Regarding the trimmers, check the resistance of the originals with a multimeter and set the new trimmers to the same resistance prior to installation.
 
Thanks P_M;

Underneath each of my 8 Sankens I found a clear silica wafer; it appears to be some kind of heat barrier that delays the heat transfer. It looks like they are going to be a PITA to reposition. Any recommendations on this?

Also, is it important that I not have any heat sink compound on the legs of the Sankens? It's going to be tedious slipping the Sankens and the wafers back in without scrapping compound up on the Sanken legs (or leads[?]).

I'm going to do all 8 Bourns, and the 2 caps, in one step.

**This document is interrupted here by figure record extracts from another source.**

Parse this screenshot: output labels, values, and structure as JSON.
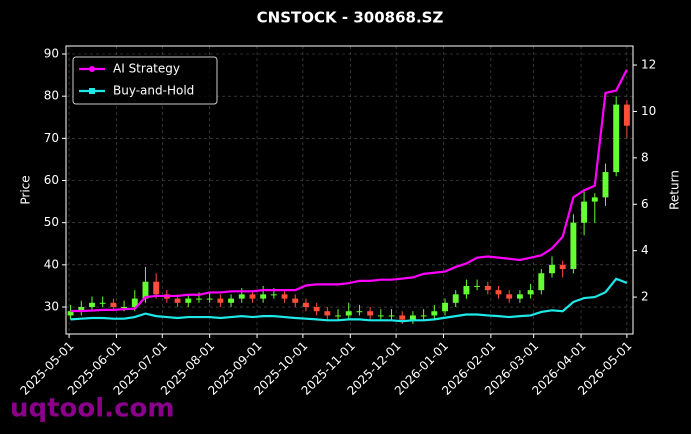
{
  "chart_data": {
    "type": "candlestick",
    "title": "CNSTOCK - 300868.SZ",
    "ylabel": "Price",
    "y2label": "Return",
    "watermark": "uqtool.com",
    "legend": "upper left",
    "grid": true,
    "up_color": "#66ff33",
    "down_color": "#ff4d3d",
    "x": [
      "2025-05-02",
      "2025-05-09",
      "2025-05-16",
      "2025-05-23",
      "2025-05-30",
      "2025-06-06",
      "2025-06-13",
      "2025-06-20",
      "2025-06-27",
      "2025-07-04",
      "2025-07-11",
      "2025-07-18",
      "2025-07-25",
      "2025-08-01",
      "2025-08-08",
      "2025-08-15",
      "2025-08-22",
      "2025-08-29",
      "2025-09-05",
      "2025-09-12",
      "2025-09-19",
      "2025-09-26",
      "2025-10-03",
      "2025-10-10",
      "2025-10-17",
      "2025-10-24",
      "2025-10-31",
      "2025-11-07",
      "2025-11-14",
      "2025-11-21",
      "2025-11-28",
      "2025-12-05",
      "2025-12-12",
      "2025-12-19",
      "2025-12-26",
      "2026-01-02",
      "2026-01-09",
      "2026-01-16",
      "2026-01-23",
      "2026-01-30",
      "2026-02-06",
      "2026-02-13",
      "2026-02-20",
      "2026-02-27",
      "2026-03-06",
      "2026-03-13",
      "2026-03-20",
      "2026-03-27",
      "2026-04-03",
      "2026-04-10",
      "2026-04-17",
      "2026-04-24",
      "2026-05-01"
    ],
    "open": [
      28,
      29,
      30,
      31,
      31,
      30,
      30,
      32,
      36,
      33,
      32,
      31,
      32,
      32,
      32,
      31,
      32,
      33,
      32,
      33,
      33,
      32,
      31,
      30,
      29,
      28,
      28,
      29,
      29,
      28,
      28,
      28,
      27,
      28,
      28,
      29,
      31,
      33,
      35,
      35,
      34,
      33,
      32,
      33,
      34,
      38,
      40,
      39,
      50,
      55,
      56,
      62,
      78
    ],
    "high": [
      30.5,
      31.5,
      32.5,
      32.5,
      32,
      31.5,
      34,
      39.5,
      38,
      34,
      33,
      33,
      33.5,
      33.5,
      33,
      33,
      34.5,
      34,
      35,
      34.5,
      34,
      33,
      32,
      31,
      30,
      29.5,
      31,
      30.5,
      30,
      29.5,
      29.5,
      29,
      29,
      29.5,
      30.5,
      32,
      34,
      36.5,
      36.5,
      36,
      35,
      34,
      34,
      35.5,
      39,
      42,
      41,
      52,
      58,
      57,
      64,
      80,
      79
    ],
    "low": [
      27,
      28,
      29,
      30,
      29,
      29,
      29,
      31,
      32,
      31,
      30,
      30,
      31,
      31,
      30,
      30,
      31,
      31,
      31,
      32,
      31,
      30,
      29,
      28,
      27,
      27,
      27,
      28,
      27,
      27,
      27,
      26,
      26,
      27,
      27,
      28,
      30,
      32,
      34,
      33,
      32,
      31,
      31,
      32,
      33,
      37,
      37,
      38,
      47,
      50,
      54,
      61,
      70
    ],
    "close": [
      29,
      30,
      31,
      31,
      30,
      30,
      32,
      36,
      33,
      32,
      31,
      32,
      32,
      32,
      31,
      32,
      33,
      32,
      33,
      33,
      32,
      31,
      30,
      29,
      28,
      28,
      29,
      29,
      28,
      28,
      28,
      27,
      28,
      28,
      29,
      31,
      33,
      35,
      35,
      34,
      33,
      32,
      33,
      34,
      38,
      40,
      39,
      50,
      55,
      56,
      62,
      78,
      73
    ],
    "series": [
      {
        "name": "AI Strategy",
        "color": "#ff00ff",
        "axis": "y2",
        "marker": "circle",
        "values": [
          1.4,
          1.4,
          1.42,
          1.45,
          1.45,
          1.48,
          1.5,
          2.0,
          2.05,
          2.05,
          2.05,
          2.1,
          2.1,
          2.2,
          2.2,
          2.25,
          2.25,
          2.25,
          2.3,
          2.3,
          2.3,
          2.3,
          2.5,
          2.55,
          2.55,
          2.55,
          2.6,
          2.7,
          2.7,
          2.75,
          2.75,
          2.8,
          2.85,
          3.0,
          3.05,
          3.1,
          3.3,
          3.45,
          3.7,
          3.75,
          3.7,
          3.65,
          3.6,
          3.7,
          3.8,
          4.1,
          4.6,
          6.3,
          6.6,
          6.8,
          10.8,
          10.9,
          11.8
        ]
      },
      {
        "name": "Buy-and-Hold",
        "color": "#1ee8e8",
        "axis": "y2",
        "marker": "square",
        "values": [
          1.04,
          1.07,
          1.1,
          1.1,
          1.07,
          1.07,
          1.14,
          1.29,
          1.18,
          1.14,
          1.1,
          1.14,
          1.14,
          1.14,
          1.1,
          1.14,
          1.18,
          1.14,
          1.18,
          1.18,
          1.14,
          1.1,
          1.07,
          1.04,
          1.0,
          1.0,
          1.04,
          1.04,
          1.0,
          1.0,
          1.0,
          0.96,
          1.0,
          1.0,
          1.04,
          1.11,
          1.18,
          1.25,
          1.25,
          1.21,
          1.18,
          1.14,
          1.18,
          1.21,
          1.36,
          1.43,
          1.39,
          1.79,
          1.96,
          2.0,
          2.21,
          2.79,
          2.61
        ]
      }
    ],
    "xlim": [
      "2025-04-29",
      "2026-05-05"
    ],
    "xticks": [
      "2025-05-01",
      "2025-06-01",
      "2025-07-01",
      "2025-08-01",
      "2025-09-01",
      "2025-10-01",
      "2025-11-01",
      "2025-12-01",
      "2026-01-01",
      "2026-02-01",
      "2026-03-01",
      "2026-04-01",
      "2026-05-01"
    ],
    "ylim": [
      23.6,
      91.9
    ],
    "yticks": [
      30,
      40,
      50,
      60,
      70,
      80,
      90
    ],
    "y2lim": [
      0.41,
      12.82
    ],
    "y2ticks": [
      2,
      4,
      6,
      8,
      10,
      12
    ]
  }
}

Forget my phases...this too tedious.
 
I didn't worry about re-doing the thermal compound on my 701. The original stuff is in good condition.

The mica insulator electrically isolates the transistor from the heatsink. If you do reapply the thermal compound, you can apply a thin layer to the rear of the transistor first, then position the mica, then apply another layer on top of the mica. This should keep the mica positioned nicely.

Wipe any excess compound off the transistor legs etc. Hopefully you can avoid getting any compound on the legs in the first place.

Good luck! :)
 
Phase 1 is finished and I'm waiting for the delivery of heat sink compound.

I went ahead did caps 51 and 52, as well as, the four DC offset Bourns:
F-5693 progress 1 (9-20-2912).jpg

Here's a pic comparing the original 470uF caps to the new Panasonic FCs:
F-5693 progress 2 (9-20-2012).jpg
Good bye glue.

The new ones are about 35% the physical size of the originals. Is this because of technological progress?
 
Warning: Disturbing Images

Now for the bad news.

Out of 16 solder joints; 8 are good and 4 are marginally acceptable. The remaining 4 range from questionable to hideous. I tried to redo them. I used a plunge style de-solder tool that caused much of my problem. The best solding iron I have for PCBs is 25w Weller pencil.

Here's the worst of the bad:
trace lift.jpg

Amp solder 1.jpg

F-5693 C52 bad solder.jpg

I need to study on trace repair, and get some better equipment. I need to get a Freznel lens to compensate for poor vision. This damage is why I don't want to go any further until after I give it a listen. I hope I can't hear this.
 
Last edited:
I have a Hakko 888 station and a magnifying lens helmet on its way. I won't have any more excuses for bad solder joints.

I have the AU-X701 reassembled, and was able to set the Hot-Cold bias. I haven't been able to set the Cold-Earth Bias; I'm not getting any reading at the test points. I've bumped another relevant thread to the top of this forum; I'll link it here:

http://www.audiokarma.org/forums/showthread.php?t=418341&page=2

Any help would be appreciated.

I can't get it out of protection mode.